“You’re So Articulate
- Ryan Burbank

- Apr 23
- 3 min read
AWRYTE | Weekly Post | ~1,115 words “You’re so articulate.” It’s always meant as praise. Said with a smile. Sometimes even surprise. But what they’re really saying is, “You don’t sound like you’re struggling.” And that’s the problem.
I’ve always had a way with words. Teachers noticed it early. Grown-ups praised me for it. I was the kid who could explain things clearly, make a case for anything, read the room well enough to adjust my tone on cue. They called it a gift. But no one asked what it cost.
Because while I was speaking in full paragraphs, I was also spinning inside. That polished delivery? It was often masking panic. Or overwhelm. Or complete shutdown. My words didn’t match what was happening underneath. Not because I was lying. Because I was surviving.
Here’s the thing about being an autistic person who’s good with language: People assume if you can explain it, you’re fine. If you sound calm, you must be regulated. If you speak “like that,” you can’t possibly be struggling the way you say you are. So your needs get dismissed. Your meltdowns get questioned. Your sensory overload gets ignored. Your burnout gets misread as laziness or mood. Because articulate equals capable. And capable cancels out crisis.
But that’s not how it works. Not for me. Not for a lot of us. I can talk through a meltdown. I can advocate for myself while dissociating. I can write a brilliant paragraph from a fetal position on the floor. Because verbal skill is a surface-level skill. And autism isn’t a surface-level experience.
Being articulate has never protected me. If anything, it’s made things harder to explain. When I tell someone I’m struggling, they look at me and say, “But you’re so well-spoken.” As if that cancels everything else out. As if language is proof of ease. Of control. Of safety. But for me, language is also reflex. It’s what I reach for when everything else is falling apart.
It’s the same reason I over-explain. Why I loop. Why I restate something five different ways, hoping one of them lands. I don’t do it for effect. I do it because my brain won’t let the thought go until it’s been fully released. Verbal processing isn’t performance—it’s regulation.

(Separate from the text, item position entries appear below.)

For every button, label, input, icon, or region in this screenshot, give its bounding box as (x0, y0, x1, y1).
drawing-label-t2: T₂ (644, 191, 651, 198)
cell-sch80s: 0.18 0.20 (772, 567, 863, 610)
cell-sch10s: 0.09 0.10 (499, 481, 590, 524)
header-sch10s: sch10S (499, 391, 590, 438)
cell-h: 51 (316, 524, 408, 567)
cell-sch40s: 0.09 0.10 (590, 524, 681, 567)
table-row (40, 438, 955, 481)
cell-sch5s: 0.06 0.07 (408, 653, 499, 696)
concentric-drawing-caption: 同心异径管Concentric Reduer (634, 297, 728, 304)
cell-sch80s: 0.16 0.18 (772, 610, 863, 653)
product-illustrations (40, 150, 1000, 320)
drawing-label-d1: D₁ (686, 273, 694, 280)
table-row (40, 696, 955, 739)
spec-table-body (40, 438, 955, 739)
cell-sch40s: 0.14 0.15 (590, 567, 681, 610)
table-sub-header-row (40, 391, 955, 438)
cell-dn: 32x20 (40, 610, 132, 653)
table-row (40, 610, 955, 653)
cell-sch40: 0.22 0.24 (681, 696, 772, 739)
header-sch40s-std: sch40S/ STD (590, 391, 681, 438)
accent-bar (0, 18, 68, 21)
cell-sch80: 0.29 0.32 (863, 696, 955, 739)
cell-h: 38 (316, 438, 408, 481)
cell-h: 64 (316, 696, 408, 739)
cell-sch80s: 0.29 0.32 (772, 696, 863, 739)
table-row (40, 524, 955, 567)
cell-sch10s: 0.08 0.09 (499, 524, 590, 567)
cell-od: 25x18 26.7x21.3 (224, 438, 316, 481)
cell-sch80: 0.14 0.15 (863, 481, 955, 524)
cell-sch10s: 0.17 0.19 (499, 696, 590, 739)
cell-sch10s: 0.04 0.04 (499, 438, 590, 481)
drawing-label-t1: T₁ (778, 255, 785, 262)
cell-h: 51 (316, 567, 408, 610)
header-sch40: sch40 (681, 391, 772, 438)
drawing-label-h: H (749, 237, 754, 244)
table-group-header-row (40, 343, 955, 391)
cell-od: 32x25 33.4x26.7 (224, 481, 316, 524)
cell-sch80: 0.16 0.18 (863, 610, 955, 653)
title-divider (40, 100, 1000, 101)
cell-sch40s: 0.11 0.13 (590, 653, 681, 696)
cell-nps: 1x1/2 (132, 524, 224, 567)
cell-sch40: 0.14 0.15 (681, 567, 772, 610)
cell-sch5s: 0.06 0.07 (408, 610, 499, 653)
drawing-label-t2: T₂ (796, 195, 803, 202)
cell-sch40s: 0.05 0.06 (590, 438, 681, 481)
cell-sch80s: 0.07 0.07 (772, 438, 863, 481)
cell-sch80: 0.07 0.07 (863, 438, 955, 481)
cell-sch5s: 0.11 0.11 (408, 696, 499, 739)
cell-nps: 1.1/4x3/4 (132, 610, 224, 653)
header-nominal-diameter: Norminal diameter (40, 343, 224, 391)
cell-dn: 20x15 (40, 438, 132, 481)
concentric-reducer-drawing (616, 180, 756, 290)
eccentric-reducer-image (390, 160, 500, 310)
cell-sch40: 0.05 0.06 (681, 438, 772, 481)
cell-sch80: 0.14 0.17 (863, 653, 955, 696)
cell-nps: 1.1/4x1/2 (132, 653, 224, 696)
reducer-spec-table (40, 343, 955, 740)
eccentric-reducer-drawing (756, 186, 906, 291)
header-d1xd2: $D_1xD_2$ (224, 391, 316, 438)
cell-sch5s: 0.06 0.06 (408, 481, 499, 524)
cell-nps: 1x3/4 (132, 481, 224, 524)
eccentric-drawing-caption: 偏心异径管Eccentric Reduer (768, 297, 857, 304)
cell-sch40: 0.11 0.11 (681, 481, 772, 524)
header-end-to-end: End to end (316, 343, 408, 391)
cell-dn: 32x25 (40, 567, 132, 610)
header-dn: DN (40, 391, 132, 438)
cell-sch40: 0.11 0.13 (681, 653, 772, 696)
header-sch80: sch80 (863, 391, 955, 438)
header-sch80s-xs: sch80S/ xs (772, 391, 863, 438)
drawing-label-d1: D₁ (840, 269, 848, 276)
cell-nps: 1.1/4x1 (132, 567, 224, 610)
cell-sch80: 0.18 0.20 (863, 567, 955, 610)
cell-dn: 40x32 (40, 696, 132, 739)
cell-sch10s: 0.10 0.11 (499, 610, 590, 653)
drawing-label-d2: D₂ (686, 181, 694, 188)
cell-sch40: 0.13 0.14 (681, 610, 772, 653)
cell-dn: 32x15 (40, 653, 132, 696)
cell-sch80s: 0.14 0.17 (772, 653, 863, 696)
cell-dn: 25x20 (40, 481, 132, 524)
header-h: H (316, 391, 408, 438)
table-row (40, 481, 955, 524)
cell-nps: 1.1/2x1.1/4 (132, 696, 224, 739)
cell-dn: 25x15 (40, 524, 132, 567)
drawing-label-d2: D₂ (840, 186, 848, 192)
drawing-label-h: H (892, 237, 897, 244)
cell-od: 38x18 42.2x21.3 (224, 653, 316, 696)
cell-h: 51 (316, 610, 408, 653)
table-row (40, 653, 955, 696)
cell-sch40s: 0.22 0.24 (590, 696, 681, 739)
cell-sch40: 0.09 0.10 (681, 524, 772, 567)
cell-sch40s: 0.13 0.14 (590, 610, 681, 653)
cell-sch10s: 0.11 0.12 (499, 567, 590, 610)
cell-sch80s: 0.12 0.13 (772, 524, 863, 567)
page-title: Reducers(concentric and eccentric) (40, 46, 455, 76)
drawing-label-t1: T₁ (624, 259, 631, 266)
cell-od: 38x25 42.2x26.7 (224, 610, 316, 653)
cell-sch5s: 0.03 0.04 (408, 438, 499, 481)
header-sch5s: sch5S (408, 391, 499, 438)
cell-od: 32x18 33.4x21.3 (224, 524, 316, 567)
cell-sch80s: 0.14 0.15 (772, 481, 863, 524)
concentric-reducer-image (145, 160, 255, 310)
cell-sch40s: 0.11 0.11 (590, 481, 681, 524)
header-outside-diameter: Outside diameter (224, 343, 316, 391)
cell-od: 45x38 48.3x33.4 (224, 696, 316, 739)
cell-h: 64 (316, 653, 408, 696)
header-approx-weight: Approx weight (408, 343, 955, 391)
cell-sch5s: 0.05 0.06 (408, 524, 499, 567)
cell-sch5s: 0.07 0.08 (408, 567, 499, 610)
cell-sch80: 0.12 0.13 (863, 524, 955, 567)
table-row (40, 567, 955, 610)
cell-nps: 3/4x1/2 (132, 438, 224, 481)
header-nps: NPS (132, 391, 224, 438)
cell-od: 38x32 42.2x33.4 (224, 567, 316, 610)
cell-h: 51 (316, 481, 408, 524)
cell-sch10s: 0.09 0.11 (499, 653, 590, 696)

And sometimes, even that backfires. I’ve been told I’m manipulative— because I used the “right” words in the “wrong” tone. I’ve been told I must not be that affected— because I expressed myself clearly. I’ve been told I’m “too much”— because I needed to keep talking just to feel okay. But none of those things were about ego. Or control. Or self-importance. They were about needing to be heard— not just listened to, but understood.
It’s wild how much our culture links speaking well with being well. And how often that gets used against people like me. I’ve had breakdowns in fluent sentences. I’ve sat in IEP meetings using perfect metaphors while begging for accommodations. I’ve had doctors ignore my pain because I “didn’t seem distressed enough.” I’ve had therapists miss the spiral because I described it so clearly. Apparently, if you can name the fire, you must not be burning.
But I was burning. I am. And I’ve had to learn that speaking well doesn’t mean I owe anyone composure. That I don’t have to sound okay to deserve care. That “articulate” doesn’t mean “not autistic.”
If anything, my language skills were part of my mask. They kept me safe. They helped me pass. They made me likable. They made teachers proud. They made adults think I was fine. Even when I wasn’t. Especially when I wasn’t.
I don’t want to reject my articulation. It’s a tool I value. It’s part of how I process the world. It’s how I tell stories. How I advocate. How I connect. But I’m done letting it be used as a reason to ignore my needs.
So if you’re someone who hears someone like me speak and thinks, “Well, she doesn’t seem autistic…” Stop. Because what you’re hearing isn’t ease. It’s adaptation. It’s work. It’s years of trying to sound okay enough to be believed.
Instead of praising how well we speak, try listening to what we’re saying. Especially if it’s hard. Especially if it’s blunt. Especially if it loops. Because sometimes, that’s the only way we can get it out. And the last thing we need is for our clarity to be used as proof we don’t need help.
AWRYTE is a space where language is a tool—not a test. Where articulate doesn’t mean invulnerable. Where being heard starts with being believed. If we say we’re struggling, believe us. Even if we say it well.